The National Park Service has contracted Sealaska Constructors LLC to remove a several large boulders in the Elwha River channel just downstream of Glines Canyon. Workers have detonated three controlled blasts to date, with at least one additional explosion still to come. This contract is included in the $325 million Elwha River Restoration project cost.

Based on comparisons of historic and recent photos, and historic and recent water levels, geologists have determined that a large rockfall occurred sometime after the Glines Canyon Dam was completed in 1927 and before dam removal began in 2011. A significant portion of the canyon’s east wall broke off, sending large boulders into the river channel, slowing and changing the river’s flow through the area. As a result, since the completion of dam removal, sediment moving downstream from the former Lake Mills reservoir has accumulated above the rockfall, creating a barrier to upstream fish passage.

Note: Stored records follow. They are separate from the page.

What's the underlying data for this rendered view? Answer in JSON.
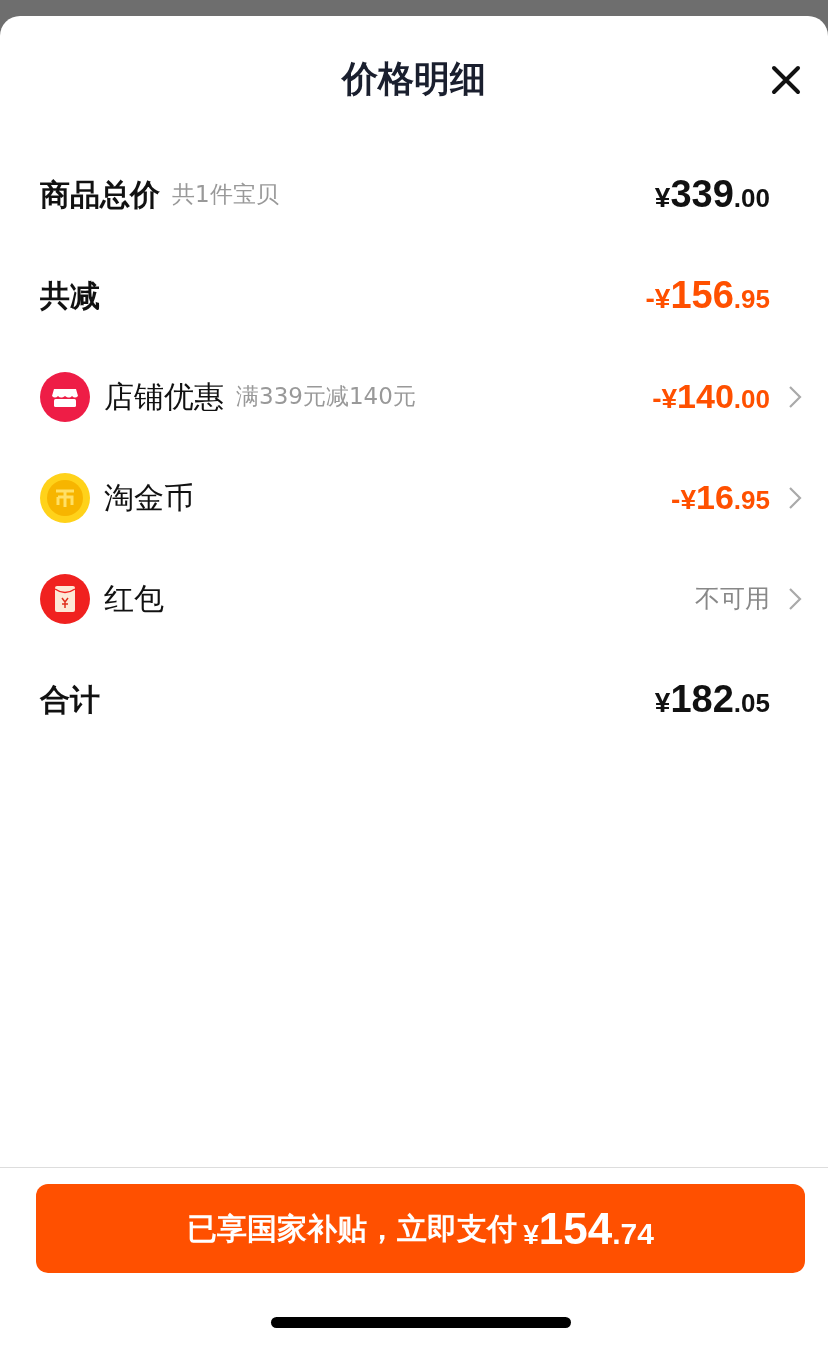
{
  "sheet": {
    "title": "价格明细"
  },
  "rows": [
    {
      "kind": "total",
      "label": "商品总价",
      "note": "共1件宝贝",
      "amount": "¥339.00",
      "chevron": false
    },
    {
      "kind": "reduction",
      "label": "共减",
      "amount": "-¥156.95",
      "chevron": false
    },
    {
      "kind": "shop",
      "label": "店铺优惠",
      "note": "满339元减140元",
      "amount": "-¥140.00",
      "chevron": true
    },
    {
      "kind": "coin",
      "label": "淘金币",
      "amount": "-¥16.95",
      "chevron": true
    },
    {
      "kind": "redpacket",
      "label": "红包",
      "status": "不可用",
      "chevron": true
    },
    {
      "kind": "sum",
      "label": "合计",
      "amount": "¥182.05",
      "chevron": false
    }
  ],
  "pay_button": {
    "label": "已享国家补贴，立即支付",
    "amount": "¥154.74"
  }
}
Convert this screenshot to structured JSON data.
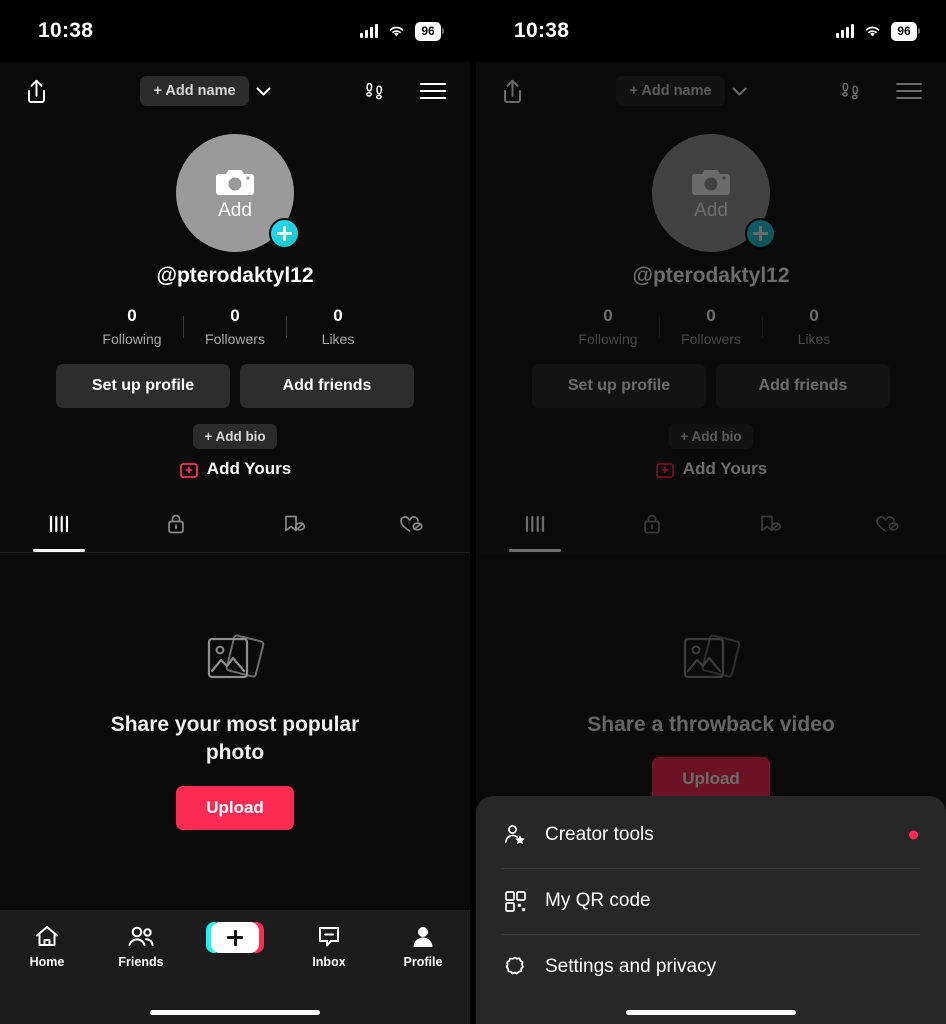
{
  "status_bar": {
    "time": "10:38",
    "battery_level": "96",
    "icons": [
      "signal-icon",
      "wifi-icon",
      "battery-icon"
    ]
  },
  "header": {
    "share_icon": "share-icon",
    "add_name_label": "+ Add name",
    "chevron_icon": "chevron-down-icon",
    "footprints_icon": "footprints-icon",
    "menu_icon": "hamburger-menu-icon"
  },
  "profile": {
    "avatar_add_label": "Add",
    "avatar_camera_icon": "camera-icon",
    "avatar_plus_badge": "plus-badge-icon",
    "username": "@pterodaktyl12",
    "stats": [
      {
        "value": "0",
        "label": "Following"
      },
      {
        "value": "0",
        "label": "Followers"
      },
      {
        "value": "0",
        "label": "Likes"
      }
    ],
    "buttons": [
      {
        "label": "Set up profile",
        "name": "set-up-profile-button"
      },
      {
        "label": "Add friends",
        "name": "add-friends-button"
      }
    ],
    "add_bio_label": "+ Add bio",
    "add_yours_label": "Add Yours",
    "add_yours_icon": "add-yours-sticker-icon",
    "add_yours_color": "#fe2c55"
  },
  "content_tabs": [
    {
      "name": "tab-posts",
      "icon": "grid-posts-icon",
      "active": true
    },
    {
      "name": "tab-private",
      "icon": "lock-icon",
      "active": false
    },
    {
      "name": "tab-saved",
      "icon": "bookmark-hidden-icon",
      "active": false
    },
    {
      "name": "tab-liked",
      "icon": "heart-hidden-icon",
      "active": false
    }
  ],
  "empty_state_left": {
    "icon": "photos-stack-icon",
    "title": "Share your most popular photo",
    "upload_label": "Upload",
    "upload_color": "#fe2c55"
  },
  "empty_state_right": {
    "icon": "photos-stack-icon",
    "title": "Share a throwback video",
    "upload_label": "Upload"
  },
  "bottom_nav": [
    {
      "name": "nav-home",
      "label": "Home",
      "icon": "home-icon"
    },
    {
      "name": "nav-friends",
      "label": "Friends",
      "icon": "friends-icon"
    },
    {
      "name": "nav-create",
      "label": "",
      "icon": "create-plus-icon"
    },
    {
      "name": "nav-inbox",
      "label": "Inbox",
      "icon": "inbox-icon"
    },
    {
      "name": "nav-profile",
      "label": "Profile",
      "icon": "person-icon"
    }
  ],
  "menu_sheet": {
    "items": [
      {
        "name": "menu-creator-tools",
        "label": "Creator tools",
        "icon": "person-star-icon",
        "badge": true
      },
      {
        "name": "menu-my-qr-code",
        "label": "My QR code",
        "icon": "qr-code-icon",
        "badge": false
      },
      {
        "name": "menu-settings-privacy",
        "label": "Settings and privacy",
        "icon": "gear-icon",
        "badge": false
      }
    ],
    "badge_color": "#fe2c55"
  }
}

Chinook salmon, steelhead and bulltrout are known to have migrated above the Glines Canyon site, with some reaching as far upstream as Geyser Valley. Removal of the obstructing boulders will further restore the river channel through Glines Canyon, aiding the overall fish and ecosystem restoration of the Elwha River.

To accommodate the blasting schedule and provide for public safety, the Olympic Hot Springs Road will be closed at the Altair Campground until October 16, after blasting has been completed.

The Whiskey Bend Road remains closed to motor vehicles, but is open to pedestrians, bicyclists and stock use. The Canyon Viewpoint at Glines Canyon can be reached via a one-mile walk from the parking lot at the base of Whiskey Bend Road. Repairs to the Whiskey Bend Road will begin in mid October;the road is anticipated to open in November.